But if you have a good enough model, you can maybe tell them apart. From medium.com:
…in the last few years, statisticians have begun to explore a number of ways to solve this problem. They say that in certain circumstances it is indeed possible to determine cause and effect based only on the observational data.
At first sight, that sounds like a dangerous statement. But today Joris Mooij at the University of Amsterdam in the Netherlands and a few pals, show just how effective this new approach can be by applying it to a wide range of real and synthetic datasets. Their remarkable conclusion is that it is indeed possible to separate cause and effect in this way.
Mooij and co confine themselves to the simple case of data associated with two variables, X and Y. A real-life example might be a set of data of measured wind speed, X, and another set showing the rotational speed of a wind turbine, Y.
These datasets are clearly correlated. But which is the cause and which the effect? Without access to a controlled experiment, it is easy to imagine that it is impossible to tell.

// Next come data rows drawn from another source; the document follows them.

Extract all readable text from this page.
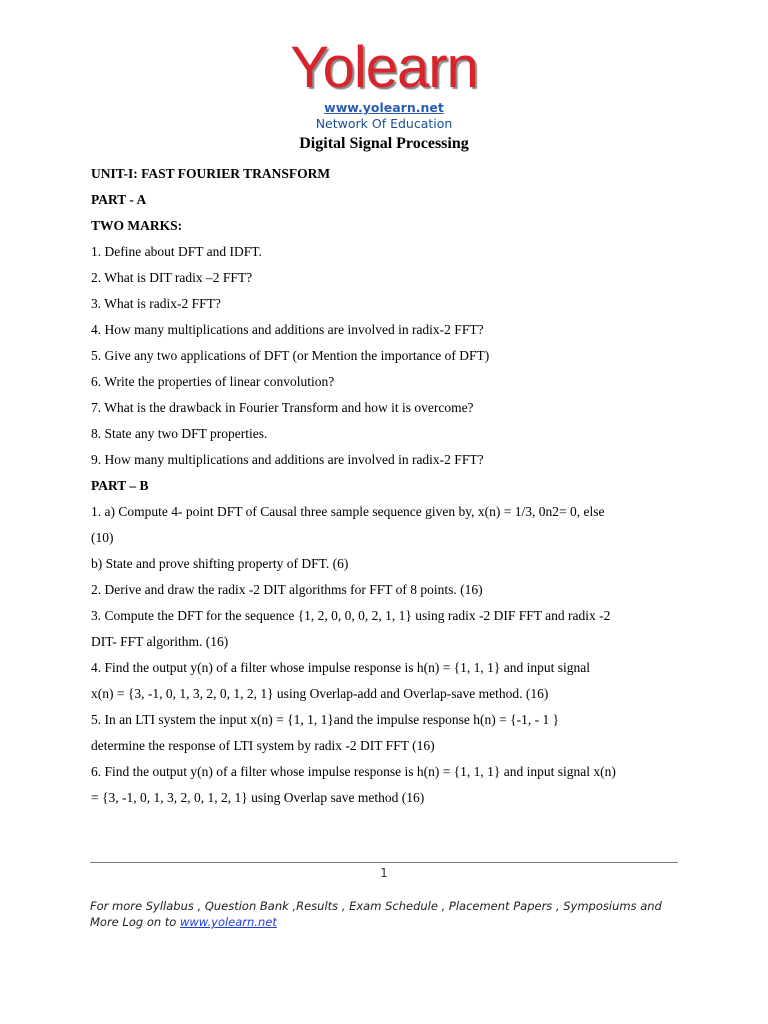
Yolearn
www.yolearn.net
Network Of Education
Digital Signal Processing
UNIT-I: FAST FOURIER TRANSFORM
PART - A
TWO MARKS:
1. Define about DFT and IDFT.
2. What is DIT radix –2 FFT?
3. What is radix-2 FFT?
4. How many multiplications and additions are involved in radix-2 FFT?
5. Give any two applications of DFT (or Mention the importance of DFT)
6. Write the properties of linear convolution?
7. What is the drawback in Fourier Transform and how it is overcome?
8. State any two DFT properties.
9. How many multiplications and additions are involved in radix-2 FFT?
PART – B
1. a) Compute 4- point DFT of Causal three sample sequence given by, x(n) = 1/3, 0n2= 0, else
(10)
b) State and prove shifting property of DFT. (6)
2. Derive and draw the radix -2 DIT algorithms for FFT of 8 points. (16)
3. Compute the DFT for the sequence {1, 2, 0, 0, 0, 2, 1, 1} using radix -2 DIF FFT and radix -2
DIT- FFT algorithm. (16)
4. Find the output y(n) of a filter whose impulse response is h(n) = {1, 1, 1} and input signal
x(n) = {3, -1, 0, 1, 3, 2, 0, 1, 2, 1} using Overlap-add and Overlap-save method. (16)
5. In an LTI system the input x(n) = {1, 1, 1}and the impulse response h(n) = {-1, - 1 }
determine the response of LTI system by radix -2 DIT FFT (16)
6. Find the output y(n) of a filter whose impulse response is h(n) = {1, 1, 1} and input signal x(n)
= {3, -1, 0, 1, 3, 2, 0, 1, 2, 1} using Overlap save method (16)
1
For more Syllabus , Question Bank ,Results , Exam Schedule , Placement Papers , Symposiums and
More Log on to www.yolearn.net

The basis of the new approach is to assume that the relationship between X and Y is not symmetrical. In particular, they say that in any set of measurements there will always be noise from various cause. The key assumption is that the pattern of noise in the cause will be different to the pattern of noise in the effect. That’s because any noise in X can have an influence on Y but not vice versa.
And it appears to work. This is very exciting!